Reprodução/Pedro Alves/G1 - Jardim Monte Verde, uma das localidades mais atingidas pelas chuvas de 2022 no Grande Recife

Pelo menos 60% de toda a população recifense reside em área de morros e encostas. 

Outra região que demanda atenção por parte do governo estadual é a Mata Sul pernambucana, principalmente nas cidades atendidas pela bacia do Rio Una, onde enchentes históricas vitimaram e desabrigaram milhares de pessoas. O secretário José Almir Cirilo afirma que essas áreas estão sendo observadas.
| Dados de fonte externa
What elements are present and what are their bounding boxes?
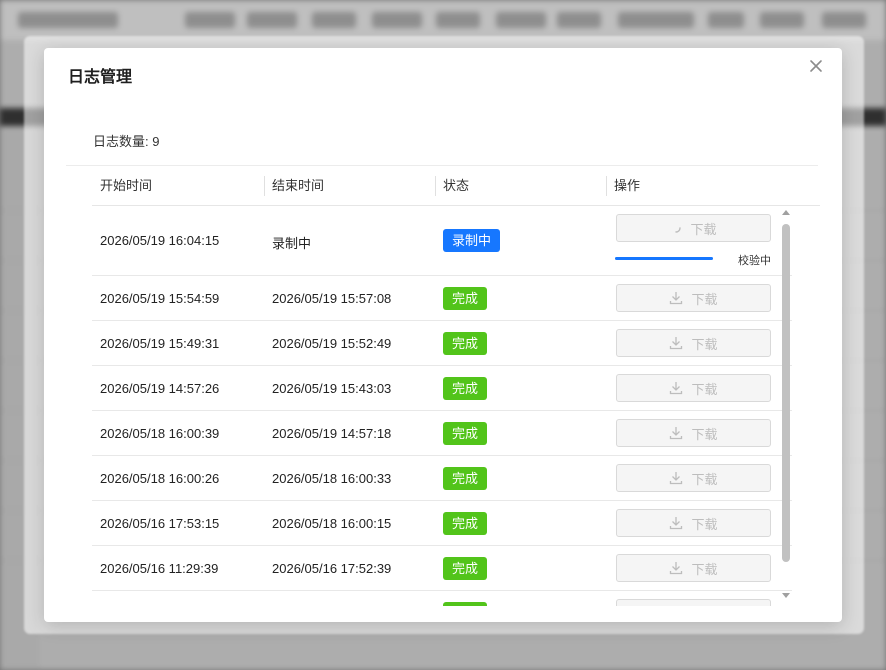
download-button[interactable]: 下载	[616, 464, 771, 492]
download-icon	[670, 472, 683, 485]
status-badge: 录制中	[443, 229, 501, 252]
download-button[interactable]: 下载	[616, 329, 771, 357]
status-badge: 完成	[443, 602, 488, 606]
table-row: 2026/05/19 15:54:59 2026/05/19 15:57:08 …	[92, 276, 792, 321]
loading-spinner-icon	[675, 227, 682, 233]
table-row: 2026/05/16 11:29:39 2026/05/16 17:52:39 …	[92, 546, 792, 591]
end-time-cell: 2026/05/19 15:43:03	[272, 381, 392, 396]
end-time-cell: 2026/05/16 17:52:39	[272, 561, 392, 576]
column-header-end-time: 结束时间	[264, 168, 428, 205]
status-badge: 完成	[443, 422, 488, 445]
status-badge: 完成	[443, 332, 488, 355]
table-scrollbar[interactable]	[780, 206, 792, 602]
start-time-cell: 2026/05/18 16:00:26	[100, 471, 220, 486]
start-time-cell: 2026/05/19 14:57:26	[100, 381, 220, 396]
scroll-up-arrow-icon[interactable]	[780, 206, 792, 218]
table-row: 2026/05/19 16:04:15 录制中 录制中 下载 校验中	[92, 206, 792, 276]
log-count: 日志数量: 9	[93, 134, 160, 149]
download-icon	[670, 337, 683, 350]
download-icon	[670, 517, 683, 530]
download-label: 下载	[691, 426, 718, 442]
close-button[interactable]	[806, 56, 826, 76]
start-time-cell: 2026/05/18 16:00:39	[100, 426, 220, 441]
download-button[interactable]: 下载	[616, 374, 771, 402]
column-header-status: 状态	[435, 168, 599, 205]
download-button[interactable]: 下载	[616, 419, 771, 447]
download-label: 下载	[691, 561, 718, 577]
download-button[interactable]: 下载	[616, 599, 771, 606]
verify-progress-fill	[615, 257, 713, 260]
start-time-cell: 2026/05/16 17:53:15	[100, 516, 220, 531]
end-time-cell: 2026/05/19 14:57:18	[272, 426, 392, 441]
status-badge: 完成	[443, 557, 488, 580]
table-header: 开始时间 结束时间 状态 操作	[92, 168, 820, 206]
table-row: 2026/05/18 16:00:39 2026/05/19 14:57:18 …	[92, 411, 792, 456]
download-button[interactable]: 下载	[616, 284, 771, 312]
download-label: 下载	[691, 604, 717, 607]
download-label: 下载	[691, 291, 718, 307]
table-row: 2026/05/19 14:57:26 2026/05/19 15:43:03 …	[92, 366, 792, 411]
start-time-cell: 2026/05/19 16:04:15	[100, 233, 220, 248]
dialog-title: 日志管理	[68, 69, 133, 86]
divider	[66, 165, 818, 166]
scroll-down-arrow-icon[interactable]	[780, 590, 792, 602]
verify-progress-bar	[615, 257, 713, 260]
close-icon	[810, 60, 822, 72]
table-row: 2026/05/16 17:53:15 2026/05/18 16:00:15 …	[92, 501, 792, 546]
status-badge: 完成	[443, 467, 488, 490]
verify-status-text: 校验中	[738, 255, 771, 267]
end-time-cell: 2026/05/18 16:00:15	[272, 516, 392, 531]
download-icon	[670, 382, 683, 395]
start-time-cell: 2026/05/16 11:29:39	[100, 561, 219, 576]
end-time-cell: 2026/05/18 16:00:33	[272, 471, 392, 486]
end-time-cell: 2026/05/19 15:57:08	[272, 291, 392, 306]
download-button[interactable]: 下载	[616, 214, 771, 242]
download-label: 下载	[691, 471, 718, 487]
download-icon	[670, 562, 683, 575]
scrollbar-thumb[interactable]	[782, 224, 790, 562]
status-badge: 完成	[443, 377, 488, 400]
log-management-dialog: 日志管理 日志数量: 9 开始时间 结束时间 状态 操作 2026/05/19 …	[44, 48, 842, 622]
status-badge: 完成	[443, 287, 488, 310]
download-icon	[670, 427, 683, 440]
download-icon	[670, 292, 683, 305]
download-button[interactable]: 下载	[616, 509, 771, 537]
table-row: 2026/05/18 16:00:26 2026/05/18 16:00:33 …	[92, 456, 792, 501]
download-label: 下载	[690, 221, 717, 237]
table-row: 2026/05/19 15:49:31 2026/05/19 15:52:49 …	[92, 321, 792, 366]
status-badge: 完成	[443, 512, 488, 535]
table-row: 完成 下载	[92, 591, 792, 606]
download-label: 下载	[691, 381, 718, 397]
column-header-actions: 操作	[606, 168, 770, 205]
log-table-body: 2026/05/19 16:04:15 录制中 录制中 下载 校验中 2026/…	[92, 206, 792, 606]
download-label: 下载	[691, 336, 718, 352]
start-time-cell: 2026/05/19 15:49:31	[100, 336, 220, 351]
column-header-start-time: 开始时间	[100, 178, 153, 193]
end-time-cell: 2026/05/19 15:52:49	[272, 336, 392, 351]
end-time-cell: 录制中	[272, 236, 312, 251]
start-time-cell: 2026/05/19 15:54:59	[100, 291, 220, 306]
download-button[interactable]: 下载	[616, 554, 771, 582]
download-label: 下载	[691, 516, 718, 532]
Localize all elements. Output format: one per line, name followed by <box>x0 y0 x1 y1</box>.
“Foi então estabelecido, já pelos governos anteriores, o início da construção de um conjunto de barragens na Mata Sul, especificamente com a construção de um grupo de quatro barragens, das quais somente uma foi concluída até o final de 2016: a barragem Serro Azul. Agora nós estamos retomando a barragem do Rio Panelas, que é uma afluente do Rio Una. Outra barragem, do Riacho dos Gatos, está em final de licitação. E as outras duas barragens desse complexo, Igarapeba e São Benedito Sul, estão em fase final de revisão dos processos”, declara.

Reprodução/TV Globo - Praça Ismael Gouveia, em Palmares, alagada pelas enchentes de junho de 2010

Alerta

Voz importante sobre as mudanças climáticas em todo o Brasil, o geólogo Marco Moraes, autor do livro “Planeta Hostil”, alerta para os impactos que já estão sendo sentidos no semiárido pernambucano, principalmente nas cidades que dependem do Rio São Francisco.

“A região do Planalto provavelmente não vai ser tão influenciada, porque deve continuar recebendo uma certa quantidade de umidade do oceano, e ainda apresenta as chamadas chuvas orográficas, ou seja, o ar acende, o relevo esfria e precipita na forma de chuvas não muito intensas. Mas para o Sertão, a tendência é que fique ainda mais árido. Um processo de desertificação que já está sendo documentado em todo o Nordeste.

A presença do Rio São Francisco permite que se irrigue as lavouras e, portanto, crie uma região com uma condição econômica diferente. Mas o Rio São Francisco está sendo muito afetado pelas mudanças climáticas, pelo assoreamento e outras atividades humanas. O estado de Pernambuco depende, sua economia depende da continuidade dessas drenagens”, atesta.

Reprodução/Comitê da Bacia Hidrográfica do Rio São Francisco - "Velho Chico" assoreado

Em um estado de grandes contrastes, como a presença da desertificação em decorrência do desmatamento da Caatinga, na parte oeste, e ao mesmo tempo, fortes chuvas e cuidados maiores com enchentes na parte leste, é preciso que as mudanças climáticas sejam levadas em conta com ainda mais sensibilidade. Afinal, não há mais tempo para errar.